37 Further, the actual outcome reflects the conclusion that it was appropriate to assume that 91% of the EMP would have been achieved. The case for allowing a higher amount, up to 100% of the EMP, was not hopeless or unreasonable to pursue. A qualitative evaluation of the kind set out at [558]-[573] of the main judgment was required. A greater measure of success on the EMP claim would have resulted in significantly higher recovery. So it was reasonable for Koolan to decide to pursue an amount even higher than the judgment it ultimately obtained, even allowing for the comments I have made above about its pursuit of the RMP claim. Koolan's prospects of success, assessed as at the date of the offer, reasonably supported a decision not to accept the offer.
38 Second, at the time that the offer was made, Koolan had only recently formulated and advanced the EMP alternative to its claim, and it took over a year more for it to be finalised and pleaded: see main judgment at [753]-[756]. That suggests that it was reasonable for Koolan to decline the offer because it was still developing its fall back claim (which it ultimately established and which resulted in an indemnity higher than the offer). It is not to the point that Koolan could - and perhaps should - have developed that claim earlier. It is the reasonableness of Koolan's decision not to accept the Calderbank offer that is in issue, not the reasonableness of its conduct of the litigation at large.

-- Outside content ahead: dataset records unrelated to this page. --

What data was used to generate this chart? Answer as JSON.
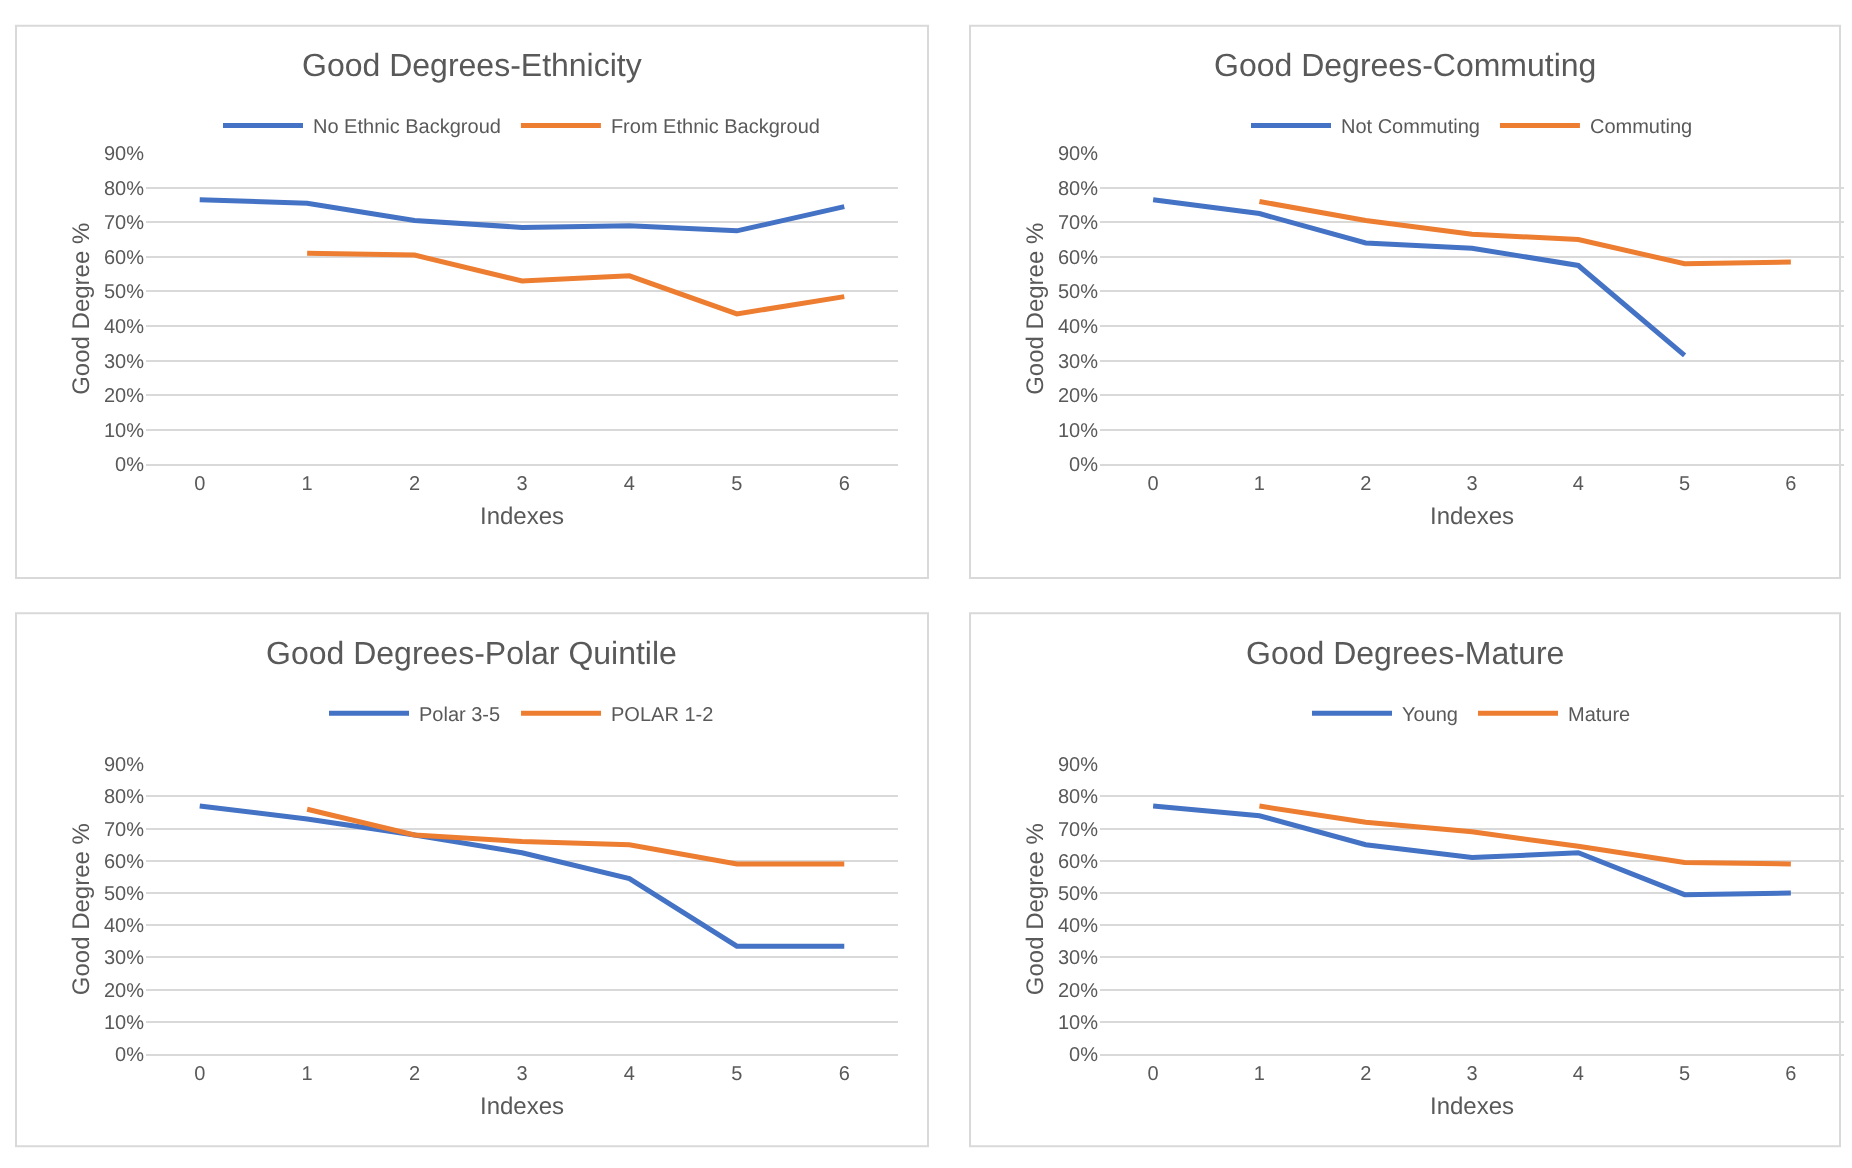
{
  "chart_data": [
    {
      "type": "line",
      "title": "Good Degrees-Ethnicity",
      "xlabel": "Indexes",
      "ylabel": "Good Degree %",
      "x": [
        0,
        1,
        2,
        3,
        4,
        5,
        6
      ],
      "xlim": [
        -0.5,
        6.5
      ],
      "xticks": [
        0,
        1,
        2,
        3,
        4,
        5,
        6
      ],
      "ylim": [
        0,
        90
      ],
      "yticks": [
        {
          "value": 0,
          "label": "0%"
        },
        {
          "value": 10,
          "label": "10%"
        },
        {
          "value": 20,
          "label": "20%"
        },
        {
          "value": 30,
          "label": "30%"
        },
        {
          "value": 40,
          "label": "40%"
        },
        {
          "value": 50,
          "label": "50%"
        },
        {
          "value": 60,
          "label": "60%"
        },
        {
          "value": 70,
          "label": "70%"
        },
        {
          "value": 80,
          "label": "80%"
        },
        {
          "value": 90,
          "label": "90%"
        }
      ],
      "grid": "y",
      "legend": "top",
      "marker": "none",
      "line_style": "solid",
      "series": [
        {
          "name": "No Ethnic Backgroud",
          "color": "#4472c4",
          "values": [
            76.5,
            75.5,
            70.5,
            68.5,
            69,
            67.5,
            74.5
          ]
        },
        {
          "name": "From Ethnic Backgroud",
          "color": "#ed7d31",
          "values": [
            null,
            61,
            60.5,
            53,
            54.5,
            43.5,
            48.5
          ]
        }
      ]
    },
    {
      "type": "line",
      "title": "Good Degrees-Commuting",
      "xlabel": "Indexes",
      "ylabel": "Good Degree %",
      "x": [
        0,
        1,
        2,
        3,
        4,
        5,
        6
      ],
      "xlim": [
        -0.5,
        6.5
      ],
      "xticks": [
        0,
        1,
        2,
        3,
        4,
        5,
        6
      ],
      "ylim": [
        0,
        90
      ],
      "yticks": [
        {
          "value": 0,
          "label": "0%"
        },
        {
          "value": 10,
          "label": "10%"
        },
        {
          "value": 20,
          "label": "20%"
        },
        {
          "value": 30,
          "label": "30%"
        },
        {
          "value": 40,
          "label": "40%"
        },
        {
          "value": 50,
          "label": "50%"
        },
        {
          "value": 60,
          "label": "60%"
        },
        {
          "value": 70,
          "label": "70%"
        },
        {
          "value": 80,
          "label": "80%"
        },
        {
          "value": 90,
          "label": "90%"
        }
      ],
      "grid": "y",
      "legend": "top",
      "marker": "none",
      "line_style": "solid",
      "series": [
        {
          "name": "Not Commuting",
          "color": "#4472c4",
          "values": [
            76.5,
            72.5,
            64,
            62.5,
            57.5,
            31.5,
            null
          ]
        },
        {
          "name": "Commuting",
          "color": "#ed7d31",
          "values": [
            null,
            76,
            70.5,
            66.5,
            65,
            58,
            58.5
          ]
        }
      ]
    },
    {
      "type": "line",
      "title": "Good Degrees-Polar Quintile",
      "xlabel": "Indexes",
      "ylabel": "Good Degree %",
      "x": [
        0,
        1,
        2,
        3,
        4,
        5,
        6
      ],
      "xlim": [
        -0.5,
        6.5
      ],
      "xticks": [
        0,
        1,
        2,
        3,
        4,
        5,
        6
      ],
      "ylim": [
        0,
        90
      ],
      "yticks": [
        {
          "value": 0,
          "label": "0%"
        },
        {
          "value": 10,
          "label": "10%"
        },
        {
          "value": 20,
          "label": "20%"
        },
        {
          "value": 30,
          "label": "30%"
        },
        {
          "value": 40,
          "label": "40%"
        },
        {
          "value": 50,
          "label": "50%"
        },
        {
          "value": 60,
          "label": "60%"
        },
        {
          "value": 70,
          "label": "70%"
        },
        {
          "value": 80,
          "label": "80%"
        },
        {
          "value": 90,
          "label": "90%"
        }
      ],
      "grid": "y",
      "legend": "top",
      "marker": "none",
      "line_style": "solid",
      "series": [
        {
          "name": "Polar 3-5",
          "color": "#4472c4",
          "values": [
            77,
            73,
            68,
            62.5,
            54.5,
            33.5,
            33.5
          ]
        },
        {
          "name": "POLAR 1-2",
          "color": "#ed7d31",
          "values": [
            null,
            76,
            68,
            66,
            65,
            59,
            59
          ]
        }
      ]
    },
    {
      "type": "line",
      "title": "Good Degrees-Mature",
      "xlabel": "Indexes",
      "ylabel": "Good Degree %",
      "x": [
        0,
        1,
        2,
        3,
        4,
        5,
        6
      ],
      "xlim": [
        -0.5,
        6.5
      ],
      "xticks": [
        0,
        1,
        2,
        3,
        4,
        5,
        6
      ],
      "ylim": [
        0,
        90
      ],
      "yticks": [
        {
          "value": 0,
          "label": "0%"
        },
        {
          "value": 10,
          "label": "10%"
        },
        {
          "value": 20,
          "label": "20%"
        },
        {
          "value": 30,
          "label": "30%"
        },
        {
          "value": 40,
          "label": "40%"
        },
        {
          "value": 50,
          "label": "50%"
        },
        {
          "value": 60,
          "label": "60%"
        },
        {
          "value": 70,
          "label": "70%"
        },
        {
          "value": 80,
          "label": "80%"
        },
        {
          "value": 90,
          "label": "90%"
        }
      ],
      "grid": "y",
      "legend": "top",
      "marker": "none",
      "line_style": "solid",
      "series": [
        {
          "name": "Young",
          "color": "#4472c4",
          "values": [
            77,
            74,
            65,
            61,
            62.5,
            49.5,
            50
          ]
        },
        {
          "name": "Mature",
          "color": "#ed7d31",
          "values": [
            null,
            77,
            72,
            69,
            64.5,
            59.5,
            59
          ]
        }
      ]
    }
  ]
}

39 These considerations also mean that the 15 days provided to consider the offer was the bare minimum that was reasonable in the circumstances. It was not a generous period that weighs in favour of finding it was unreasonable for Koolan not to have accepted.

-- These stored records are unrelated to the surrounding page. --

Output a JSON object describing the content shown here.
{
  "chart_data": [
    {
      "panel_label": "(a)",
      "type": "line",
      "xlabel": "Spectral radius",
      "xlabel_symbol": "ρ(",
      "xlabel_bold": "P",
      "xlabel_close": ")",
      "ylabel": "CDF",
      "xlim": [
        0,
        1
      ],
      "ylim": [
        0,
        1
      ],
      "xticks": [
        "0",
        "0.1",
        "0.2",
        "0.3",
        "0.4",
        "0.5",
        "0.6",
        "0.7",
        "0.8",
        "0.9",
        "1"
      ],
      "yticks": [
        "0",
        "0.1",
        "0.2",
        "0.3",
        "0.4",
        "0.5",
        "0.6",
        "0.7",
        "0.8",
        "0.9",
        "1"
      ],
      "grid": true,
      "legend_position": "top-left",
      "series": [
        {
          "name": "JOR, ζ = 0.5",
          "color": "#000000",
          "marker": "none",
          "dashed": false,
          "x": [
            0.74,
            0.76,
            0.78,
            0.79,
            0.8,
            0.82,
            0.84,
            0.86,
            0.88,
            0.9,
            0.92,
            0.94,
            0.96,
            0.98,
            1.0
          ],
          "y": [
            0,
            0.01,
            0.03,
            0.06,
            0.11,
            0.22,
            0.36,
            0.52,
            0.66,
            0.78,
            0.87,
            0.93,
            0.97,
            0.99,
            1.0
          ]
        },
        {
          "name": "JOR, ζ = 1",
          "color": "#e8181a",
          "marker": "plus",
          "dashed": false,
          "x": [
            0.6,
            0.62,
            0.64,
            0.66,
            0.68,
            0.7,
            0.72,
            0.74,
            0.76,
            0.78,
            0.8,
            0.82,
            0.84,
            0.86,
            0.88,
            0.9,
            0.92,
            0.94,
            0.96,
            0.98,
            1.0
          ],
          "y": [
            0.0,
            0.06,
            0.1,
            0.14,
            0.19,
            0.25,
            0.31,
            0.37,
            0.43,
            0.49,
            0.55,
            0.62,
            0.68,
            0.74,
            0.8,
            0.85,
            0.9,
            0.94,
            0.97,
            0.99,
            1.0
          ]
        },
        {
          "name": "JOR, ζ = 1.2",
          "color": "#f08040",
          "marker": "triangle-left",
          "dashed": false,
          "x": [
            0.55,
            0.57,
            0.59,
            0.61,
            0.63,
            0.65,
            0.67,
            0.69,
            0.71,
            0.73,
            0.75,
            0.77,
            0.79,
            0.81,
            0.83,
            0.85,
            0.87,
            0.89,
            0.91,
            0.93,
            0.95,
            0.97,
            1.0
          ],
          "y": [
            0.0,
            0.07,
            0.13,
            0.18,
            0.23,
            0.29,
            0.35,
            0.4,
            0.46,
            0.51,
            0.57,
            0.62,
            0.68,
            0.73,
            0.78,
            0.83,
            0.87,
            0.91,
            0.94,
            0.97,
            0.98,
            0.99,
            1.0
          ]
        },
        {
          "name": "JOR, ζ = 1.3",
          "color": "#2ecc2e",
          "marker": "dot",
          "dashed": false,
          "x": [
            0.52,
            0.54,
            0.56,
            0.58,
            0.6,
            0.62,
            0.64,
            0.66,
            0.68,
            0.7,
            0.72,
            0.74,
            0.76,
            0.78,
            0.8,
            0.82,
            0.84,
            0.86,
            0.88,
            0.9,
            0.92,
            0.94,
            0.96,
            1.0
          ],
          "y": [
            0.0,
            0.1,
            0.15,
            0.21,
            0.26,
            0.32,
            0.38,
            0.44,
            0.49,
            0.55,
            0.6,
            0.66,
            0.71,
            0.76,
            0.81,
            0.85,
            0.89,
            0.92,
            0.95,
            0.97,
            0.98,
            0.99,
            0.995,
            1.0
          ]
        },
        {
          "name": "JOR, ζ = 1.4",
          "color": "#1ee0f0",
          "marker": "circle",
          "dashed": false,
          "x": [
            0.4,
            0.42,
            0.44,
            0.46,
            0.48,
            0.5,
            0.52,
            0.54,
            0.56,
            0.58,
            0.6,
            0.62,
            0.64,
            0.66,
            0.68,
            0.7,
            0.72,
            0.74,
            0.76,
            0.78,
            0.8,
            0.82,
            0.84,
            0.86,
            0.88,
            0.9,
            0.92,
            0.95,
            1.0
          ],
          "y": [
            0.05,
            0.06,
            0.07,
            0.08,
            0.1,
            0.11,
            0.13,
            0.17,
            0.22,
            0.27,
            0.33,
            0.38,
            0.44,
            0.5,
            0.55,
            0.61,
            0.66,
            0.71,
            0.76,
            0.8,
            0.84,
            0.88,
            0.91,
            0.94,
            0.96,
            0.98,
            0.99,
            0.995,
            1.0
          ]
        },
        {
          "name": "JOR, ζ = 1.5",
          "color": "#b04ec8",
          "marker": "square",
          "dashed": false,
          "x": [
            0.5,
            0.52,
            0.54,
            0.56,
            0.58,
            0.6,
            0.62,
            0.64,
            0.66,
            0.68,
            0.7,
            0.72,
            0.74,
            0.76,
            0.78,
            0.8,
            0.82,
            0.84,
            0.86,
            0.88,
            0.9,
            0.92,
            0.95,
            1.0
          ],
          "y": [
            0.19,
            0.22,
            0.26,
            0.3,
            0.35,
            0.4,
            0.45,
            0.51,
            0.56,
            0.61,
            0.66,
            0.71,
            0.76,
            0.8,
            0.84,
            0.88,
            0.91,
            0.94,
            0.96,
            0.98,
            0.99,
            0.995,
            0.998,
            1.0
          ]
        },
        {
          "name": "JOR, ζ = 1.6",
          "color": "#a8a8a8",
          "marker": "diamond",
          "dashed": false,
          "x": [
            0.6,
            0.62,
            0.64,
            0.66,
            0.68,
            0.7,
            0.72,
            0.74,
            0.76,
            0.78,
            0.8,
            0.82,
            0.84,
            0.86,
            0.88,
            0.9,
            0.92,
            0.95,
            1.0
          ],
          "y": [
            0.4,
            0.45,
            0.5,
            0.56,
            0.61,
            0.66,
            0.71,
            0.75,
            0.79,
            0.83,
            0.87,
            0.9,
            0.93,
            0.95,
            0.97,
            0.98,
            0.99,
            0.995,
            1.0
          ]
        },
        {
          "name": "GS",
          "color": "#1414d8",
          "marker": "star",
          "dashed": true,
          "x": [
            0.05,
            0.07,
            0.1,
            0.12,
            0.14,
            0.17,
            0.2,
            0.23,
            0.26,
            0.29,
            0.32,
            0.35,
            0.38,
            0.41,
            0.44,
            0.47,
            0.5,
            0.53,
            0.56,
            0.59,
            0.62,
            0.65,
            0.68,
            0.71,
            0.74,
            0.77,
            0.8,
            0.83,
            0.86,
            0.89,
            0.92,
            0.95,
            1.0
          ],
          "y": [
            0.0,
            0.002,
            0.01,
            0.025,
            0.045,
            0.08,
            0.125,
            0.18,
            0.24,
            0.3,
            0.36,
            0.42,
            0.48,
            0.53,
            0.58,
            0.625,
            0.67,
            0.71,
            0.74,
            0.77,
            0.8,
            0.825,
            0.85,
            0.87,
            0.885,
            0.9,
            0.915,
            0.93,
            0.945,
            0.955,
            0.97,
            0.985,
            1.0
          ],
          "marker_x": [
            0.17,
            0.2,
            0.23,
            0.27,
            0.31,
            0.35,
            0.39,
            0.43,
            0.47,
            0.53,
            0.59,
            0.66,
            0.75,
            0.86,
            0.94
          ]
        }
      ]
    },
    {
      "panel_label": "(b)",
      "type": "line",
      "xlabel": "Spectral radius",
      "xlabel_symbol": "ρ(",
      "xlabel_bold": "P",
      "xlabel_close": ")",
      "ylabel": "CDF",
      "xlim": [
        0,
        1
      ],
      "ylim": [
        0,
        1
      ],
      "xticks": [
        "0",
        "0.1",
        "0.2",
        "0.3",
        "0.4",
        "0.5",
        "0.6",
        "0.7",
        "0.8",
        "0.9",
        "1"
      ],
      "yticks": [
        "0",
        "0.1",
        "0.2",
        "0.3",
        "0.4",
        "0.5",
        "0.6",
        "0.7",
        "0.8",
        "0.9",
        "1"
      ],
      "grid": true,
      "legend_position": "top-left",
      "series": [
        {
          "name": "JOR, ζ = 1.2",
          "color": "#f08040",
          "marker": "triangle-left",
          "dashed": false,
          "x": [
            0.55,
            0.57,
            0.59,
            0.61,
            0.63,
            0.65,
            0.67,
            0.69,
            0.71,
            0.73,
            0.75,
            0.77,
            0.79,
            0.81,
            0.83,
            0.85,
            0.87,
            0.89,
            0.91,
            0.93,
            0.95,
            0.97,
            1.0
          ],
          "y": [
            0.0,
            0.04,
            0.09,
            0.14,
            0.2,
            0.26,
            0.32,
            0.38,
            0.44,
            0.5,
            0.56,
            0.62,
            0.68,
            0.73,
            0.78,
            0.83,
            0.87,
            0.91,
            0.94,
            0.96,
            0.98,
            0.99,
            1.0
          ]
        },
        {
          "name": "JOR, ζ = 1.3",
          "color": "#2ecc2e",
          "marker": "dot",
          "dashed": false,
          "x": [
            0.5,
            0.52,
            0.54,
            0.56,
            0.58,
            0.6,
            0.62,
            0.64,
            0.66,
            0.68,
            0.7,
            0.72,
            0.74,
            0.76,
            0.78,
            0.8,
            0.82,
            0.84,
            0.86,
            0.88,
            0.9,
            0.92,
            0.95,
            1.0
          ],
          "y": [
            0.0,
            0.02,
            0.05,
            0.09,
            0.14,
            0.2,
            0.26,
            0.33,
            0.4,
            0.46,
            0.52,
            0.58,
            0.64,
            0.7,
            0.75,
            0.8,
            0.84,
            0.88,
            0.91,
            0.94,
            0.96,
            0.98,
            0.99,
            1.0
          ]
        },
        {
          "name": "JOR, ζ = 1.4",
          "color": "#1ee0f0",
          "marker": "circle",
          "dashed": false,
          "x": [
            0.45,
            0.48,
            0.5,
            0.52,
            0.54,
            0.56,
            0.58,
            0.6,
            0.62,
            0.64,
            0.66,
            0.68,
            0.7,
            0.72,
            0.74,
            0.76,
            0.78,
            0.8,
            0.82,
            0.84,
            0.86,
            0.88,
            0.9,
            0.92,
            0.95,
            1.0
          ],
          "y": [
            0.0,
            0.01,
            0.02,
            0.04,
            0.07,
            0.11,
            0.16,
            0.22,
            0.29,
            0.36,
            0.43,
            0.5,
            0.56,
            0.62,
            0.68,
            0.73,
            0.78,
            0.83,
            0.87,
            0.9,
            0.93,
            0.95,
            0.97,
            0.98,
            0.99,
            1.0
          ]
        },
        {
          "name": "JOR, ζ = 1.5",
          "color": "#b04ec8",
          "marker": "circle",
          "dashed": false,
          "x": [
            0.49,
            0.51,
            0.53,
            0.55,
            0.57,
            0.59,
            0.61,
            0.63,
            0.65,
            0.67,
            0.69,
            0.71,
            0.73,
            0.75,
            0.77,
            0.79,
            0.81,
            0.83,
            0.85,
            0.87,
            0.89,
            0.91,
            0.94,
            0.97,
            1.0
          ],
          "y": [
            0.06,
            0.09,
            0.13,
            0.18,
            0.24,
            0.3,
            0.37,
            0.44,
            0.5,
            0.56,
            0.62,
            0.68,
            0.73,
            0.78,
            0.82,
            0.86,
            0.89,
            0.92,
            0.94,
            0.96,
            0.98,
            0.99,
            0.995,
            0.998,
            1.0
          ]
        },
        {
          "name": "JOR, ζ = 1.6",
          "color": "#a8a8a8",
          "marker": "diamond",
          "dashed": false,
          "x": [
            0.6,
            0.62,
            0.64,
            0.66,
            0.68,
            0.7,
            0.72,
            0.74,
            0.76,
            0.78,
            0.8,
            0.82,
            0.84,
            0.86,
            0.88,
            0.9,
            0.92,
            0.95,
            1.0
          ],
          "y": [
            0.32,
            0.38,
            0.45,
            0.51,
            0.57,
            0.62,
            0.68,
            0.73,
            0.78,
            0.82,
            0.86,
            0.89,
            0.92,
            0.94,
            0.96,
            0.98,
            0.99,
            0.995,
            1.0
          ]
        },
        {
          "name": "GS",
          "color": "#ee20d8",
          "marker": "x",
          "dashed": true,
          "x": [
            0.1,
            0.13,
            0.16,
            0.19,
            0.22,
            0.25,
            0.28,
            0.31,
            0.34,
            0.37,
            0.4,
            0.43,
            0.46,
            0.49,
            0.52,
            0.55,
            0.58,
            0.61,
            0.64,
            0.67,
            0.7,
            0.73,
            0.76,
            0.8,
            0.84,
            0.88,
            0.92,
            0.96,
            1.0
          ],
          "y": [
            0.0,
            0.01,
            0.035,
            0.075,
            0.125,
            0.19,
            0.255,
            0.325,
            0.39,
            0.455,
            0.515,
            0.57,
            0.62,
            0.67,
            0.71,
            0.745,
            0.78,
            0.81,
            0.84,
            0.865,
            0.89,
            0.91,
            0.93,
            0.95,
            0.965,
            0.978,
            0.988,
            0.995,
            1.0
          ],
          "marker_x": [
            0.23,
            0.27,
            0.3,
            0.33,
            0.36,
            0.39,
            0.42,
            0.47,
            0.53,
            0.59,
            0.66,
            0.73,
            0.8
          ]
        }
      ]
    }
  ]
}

40 Third, the all-up nature of the offer, inclusive as it was of costs and interest, made it difficult to assess the offer as at May 2020. The costs that Koolan and Infrassure were to incur subsequently, and the proportion of Infrassure's costs which (I have now determined) Koolan must pay, are not to the point. Koolan was entitled to take into account its likely costs liability as at that time. (And it is inconsistent for Infrassure to bring to account the costs that accrued subsequently, while at the same time exclude the interest that also accrued subsequently.) The possible combinations of success and failure on the various issues, and the quantum(s) of costs involved, were far from clear.

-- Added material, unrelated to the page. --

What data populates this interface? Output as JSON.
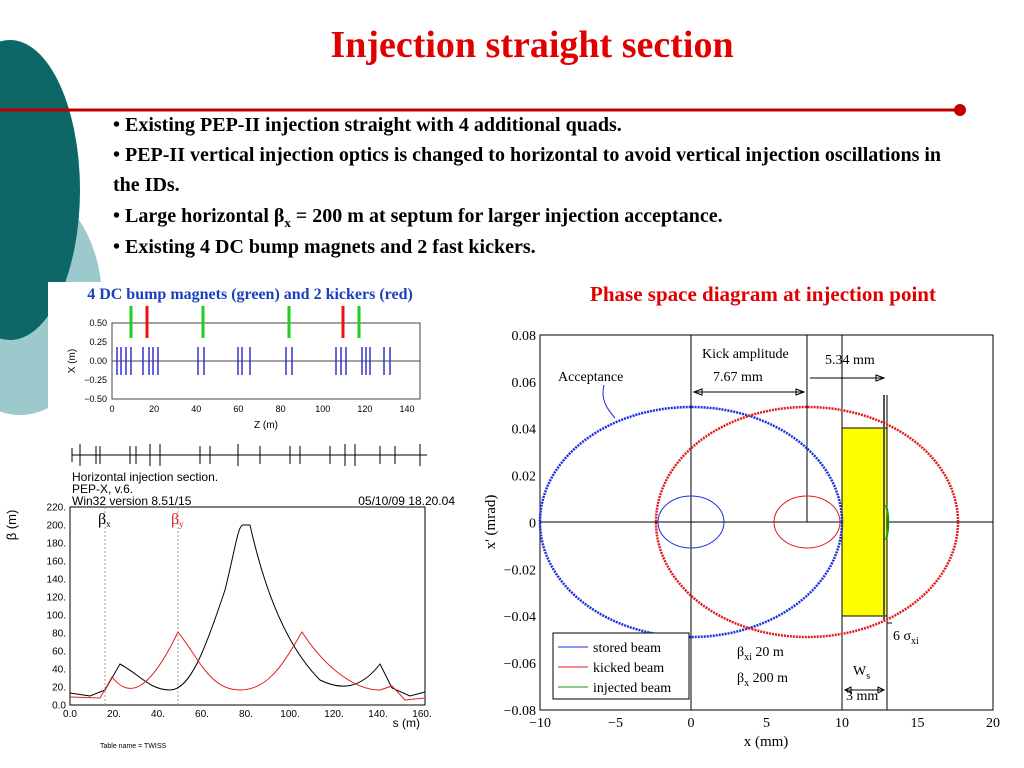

41 I do not consider that the then recently made order for costs thrown away adds much to that. It would have been difficult to assess what, if any, costs were actually wasted by the fact that the trial was postponed. On the face of things, the point of postponing it was to allow for issues to be added (specifically, the EMP claim), so it might have been the case that not much had actually been thrown away.
42 These particular characteristics of the offer and the circumstances in which it was made lead me to put some weight on the guidelines extracted from Gray (No 21) as set out above. They mean that the offer, or at least its implications, were not clear. This all tends to suggest that it was not unreasonable for Koolan not to accept the offer.
43 Fourth, and a matter on which I put less weight, the offer letter was brief and did not make any real attempt to point out the weaknesses in Koolan's claim, so as to lay out more clearly why it would have been unreasonable not to accept it. The letter did not address the case issue by issue. Nor did it put squarely the possibility that Koolan would have to pay most of Infrassure's costs, even if Koolan did recover a judgment sum from Infrassure. Perhaps Koolan could be expected to have been apprised of those matters through previous negotiations, but the evidence on which Infrassure relies in connection with the costs application does not establish that. The onus of establishing it was on Infrassure.